The scheme sounds generous, but the majority of savers preparing for retirement would be better served by sticking with a workplace pension. Employer contributions typically double the value of an individuals’ contribution, while ‘band slippage’ – whereby savers receive tax relief at a higher rate than the income tax they pay in retirement – has been a substantial, albeit controversial, perk for pensioners.
However many, including the Work and Pensions Select Committee, have raised concerns that the introduction of LISA might crowd out workplace pension saving. The ISA brand is well-respected; the product offers more flexibility than a workplace pension; and the 25 per cent bonus presents an immediate and tangible incentive to save.
These concerns are real, but of greater short-term consequence will be the effect of the Chancellor’s announcement on the housing market. Immediately after the Budget, Martin Lewis of Money Saving Expert labelled LISA a ‘no brainer’ for first-time buyers. The product is more generous than the already popular Help to Buy ISA, and couples buying their first home together will have the opportunity to save into two accounts – doubling their opportunity to receive government bonuses.
If the Government’s objective is to support homeownership, however, LISA is not the answer. The Office for Budget Responsibility estimates Osborne’s initiative will add 0.3 per cent to house price inflation by 2020. These forecasts are highly uncertain, but by the end of the Parliament, LISA might have increased the average cost of a home by £2,440. For savers who max out their LISA account, this is not so much of a problem – assuming a two per cent interest rate, the value of government bonuses by 2020 will stand at £4,122. However for those who can only put away half the limit, by 2020 the inflation caused by LISA will outweigh the benefits of accumulated government bonuses with interest.
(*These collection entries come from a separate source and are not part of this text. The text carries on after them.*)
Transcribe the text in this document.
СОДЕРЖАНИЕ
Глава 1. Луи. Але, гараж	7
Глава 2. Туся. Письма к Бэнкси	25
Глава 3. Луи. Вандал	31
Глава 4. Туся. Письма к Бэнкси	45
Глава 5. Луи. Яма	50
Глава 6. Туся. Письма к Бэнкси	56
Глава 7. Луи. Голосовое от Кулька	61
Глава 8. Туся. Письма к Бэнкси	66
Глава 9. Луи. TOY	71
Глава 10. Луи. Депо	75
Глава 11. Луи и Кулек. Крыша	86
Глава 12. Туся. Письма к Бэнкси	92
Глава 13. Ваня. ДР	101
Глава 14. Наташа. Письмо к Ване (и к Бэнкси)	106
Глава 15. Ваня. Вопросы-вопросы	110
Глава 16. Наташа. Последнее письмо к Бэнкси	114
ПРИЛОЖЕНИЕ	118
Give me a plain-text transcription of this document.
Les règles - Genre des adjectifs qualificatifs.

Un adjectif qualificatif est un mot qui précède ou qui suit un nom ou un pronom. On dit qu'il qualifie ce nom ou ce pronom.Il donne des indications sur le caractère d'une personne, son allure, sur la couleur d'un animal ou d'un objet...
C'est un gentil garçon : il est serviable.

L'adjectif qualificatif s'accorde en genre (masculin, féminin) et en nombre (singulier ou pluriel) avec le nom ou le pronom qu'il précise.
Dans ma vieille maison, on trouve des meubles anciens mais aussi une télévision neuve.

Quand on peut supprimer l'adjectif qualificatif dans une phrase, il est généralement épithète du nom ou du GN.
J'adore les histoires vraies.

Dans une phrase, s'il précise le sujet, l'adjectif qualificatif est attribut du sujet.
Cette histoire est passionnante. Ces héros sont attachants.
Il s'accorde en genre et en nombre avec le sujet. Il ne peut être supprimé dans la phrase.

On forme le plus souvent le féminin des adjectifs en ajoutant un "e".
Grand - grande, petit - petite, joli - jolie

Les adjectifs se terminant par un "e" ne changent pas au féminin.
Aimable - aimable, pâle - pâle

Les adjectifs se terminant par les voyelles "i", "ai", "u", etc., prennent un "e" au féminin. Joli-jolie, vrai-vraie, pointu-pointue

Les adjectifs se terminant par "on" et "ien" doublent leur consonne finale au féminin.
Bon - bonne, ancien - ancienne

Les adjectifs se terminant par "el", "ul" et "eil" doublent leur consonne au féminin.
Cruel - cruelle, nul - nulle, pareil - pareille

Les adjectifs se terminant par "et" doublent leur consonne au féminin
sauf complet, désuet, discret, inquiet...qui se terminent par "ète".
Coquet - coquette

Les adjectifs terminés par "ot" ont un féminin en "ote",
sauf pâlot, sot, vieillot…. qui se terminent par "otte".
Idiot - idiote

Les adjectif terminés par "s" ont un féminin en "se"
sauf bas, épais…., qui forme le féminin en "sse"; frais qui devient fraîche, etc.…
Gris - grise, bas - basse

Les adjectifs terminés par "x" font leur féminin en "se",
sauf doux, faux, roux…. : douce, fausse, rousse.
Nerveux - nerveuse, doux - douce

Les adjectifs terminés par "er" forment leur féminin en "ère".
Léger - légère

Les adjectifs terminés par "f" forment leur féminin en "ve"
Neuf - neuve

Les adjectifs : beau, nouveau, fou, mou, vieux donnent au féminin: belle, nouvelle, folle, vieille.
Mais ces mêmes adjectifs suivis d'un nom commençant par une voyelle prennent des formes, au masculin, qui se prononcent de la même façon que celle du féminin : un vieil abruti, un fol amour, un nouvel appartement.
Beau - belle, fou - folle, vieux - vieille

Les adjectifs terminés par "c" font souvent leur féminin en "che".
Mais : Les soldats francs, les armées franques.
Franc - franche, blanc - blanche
Those unable to access a workplace pension – most notably the self-employed, a growing segment of the labour market that is particularly exposed to undersaving – will welcome Osborne’s announcement. Stimulating housing demand will not, however, help the Government secure its ambition to deliver a more affordable housing market. It may be easier said than done, but supply side reform is the only way to deliver the 200,000 starter homes the Government has pledged by the end of the Parliament.